Он отступил в сторону. В дверном проеме возникла могучая фигуру калеки. У него был спокойный, но уверенный взгляд, и пока он переводил его с одного лица на другое, Джарвин объявил:

— Итак, парни, это мой хороший приятель Хейл. Он поживет здесь у нас некоторое время. Я хочу создать ему все условия, чтобы он чувствовал себя здесь, как дома. И поэтому я хочу назначить одного из вас ему в помощники.

Вы видите, что он не может владеть своим телом в той мере, как того хотелось бы каждому человеку. Его умений достаточно, чтобы по-свойски разбираться с такими проходимцами, как Баттрики — и вы сами смогли в этом убедиться. Но не достаточно для того, чтобы обойтись без посторонней помощи, как то: что-то принести, сбегать куда-то и тому подобное. Понимаете?

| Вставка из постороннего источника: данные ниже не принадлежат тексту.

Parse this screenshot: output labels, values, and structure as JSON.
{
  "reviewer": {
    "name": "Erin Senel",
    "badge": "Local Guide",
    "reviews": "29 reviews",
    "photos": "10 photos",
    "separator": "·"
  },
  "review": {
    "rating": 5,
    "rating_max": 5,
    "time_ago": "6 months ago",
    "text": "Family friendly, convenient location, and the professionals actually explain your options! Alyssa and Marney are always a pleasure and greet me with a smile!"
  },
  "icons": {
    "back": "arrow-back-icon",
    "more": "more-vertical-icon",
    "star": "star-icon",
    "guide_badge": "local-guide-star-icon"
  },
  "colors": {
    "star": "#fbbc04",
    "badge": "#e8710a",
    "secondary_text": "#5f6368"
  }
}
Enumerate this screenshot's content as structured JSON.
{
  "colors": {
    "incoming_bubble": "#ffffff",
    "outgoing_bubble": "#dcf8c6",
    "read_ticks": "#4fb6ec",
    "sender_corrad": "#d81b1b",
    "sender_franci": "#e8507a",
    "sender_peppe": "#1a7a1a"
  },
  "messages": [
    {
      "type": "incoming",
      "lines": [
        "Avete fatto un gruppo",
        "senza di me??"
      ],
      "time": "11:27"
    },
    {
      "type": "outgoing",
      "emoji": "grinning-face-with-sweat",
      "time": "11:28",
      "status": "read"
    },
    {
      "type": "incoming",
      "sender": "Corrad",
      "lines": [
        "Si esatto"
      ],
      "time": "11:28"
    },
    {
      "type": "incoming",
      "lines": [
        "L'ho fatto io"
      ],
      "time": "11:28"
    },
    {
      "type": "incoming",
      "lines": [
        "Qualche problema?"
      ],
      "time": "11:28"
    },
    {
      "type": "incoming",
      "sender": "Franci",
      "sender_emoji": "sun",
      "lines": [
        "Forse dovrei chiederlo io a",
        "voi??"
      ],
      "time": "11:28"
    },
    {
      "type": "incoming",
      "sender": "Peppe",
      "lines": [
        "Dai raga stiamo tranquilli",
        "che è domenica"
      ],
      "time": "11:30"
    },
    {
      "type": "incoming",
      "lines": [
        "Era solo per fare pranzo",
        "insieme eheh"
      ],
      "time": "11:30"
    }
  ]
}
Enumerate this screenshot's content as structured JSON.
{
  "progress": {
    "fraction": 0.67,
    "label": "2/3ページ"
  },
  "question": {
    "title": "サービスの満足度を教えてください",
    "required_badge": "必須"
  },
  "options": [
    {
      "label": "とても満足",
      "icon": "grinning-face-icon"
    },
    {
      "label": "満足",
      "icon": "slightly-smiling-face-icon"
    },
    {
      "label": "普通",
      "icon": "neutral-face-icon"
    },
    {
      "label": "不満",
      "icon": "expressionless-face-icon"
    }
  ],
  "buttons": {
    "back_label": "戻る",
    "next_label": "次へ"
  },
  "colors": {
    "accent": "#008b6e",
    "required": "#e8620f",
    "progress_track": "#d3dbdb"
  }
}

Наступила напряженная пауза. Они не возражали, когда Джарвин начал свою речь. Промолчали и тогда, когда он назвал их редкостной шайкой отборных мошенников и негодяев, так как большинство из них настолько преуспело на данном поприще, что были даже горды подобной оценкой своих заслуг, воспринимая её за наивысшую похвалу.

— И теперь, Хейл, я хочу, чтобы ты сам выбрал себе в личные помощники одного них, того, кто будет помогать тебе обживаться на новом месте, ибо, как я уже сказал, я хочу, чтобы наш поселок стал для тебя родным домом!

Калека поблагодарил его, учтиво кивнув и улыбнувшись в ответ.

— И что, можно выбрать любого? — поинтересовался он.

— Разумеется, — сказал Джарвин. — Это мои люди, и они подчиняются моим приказам, к тому же я им за это хорошо плачу. Так что выбирай, не стесняйся!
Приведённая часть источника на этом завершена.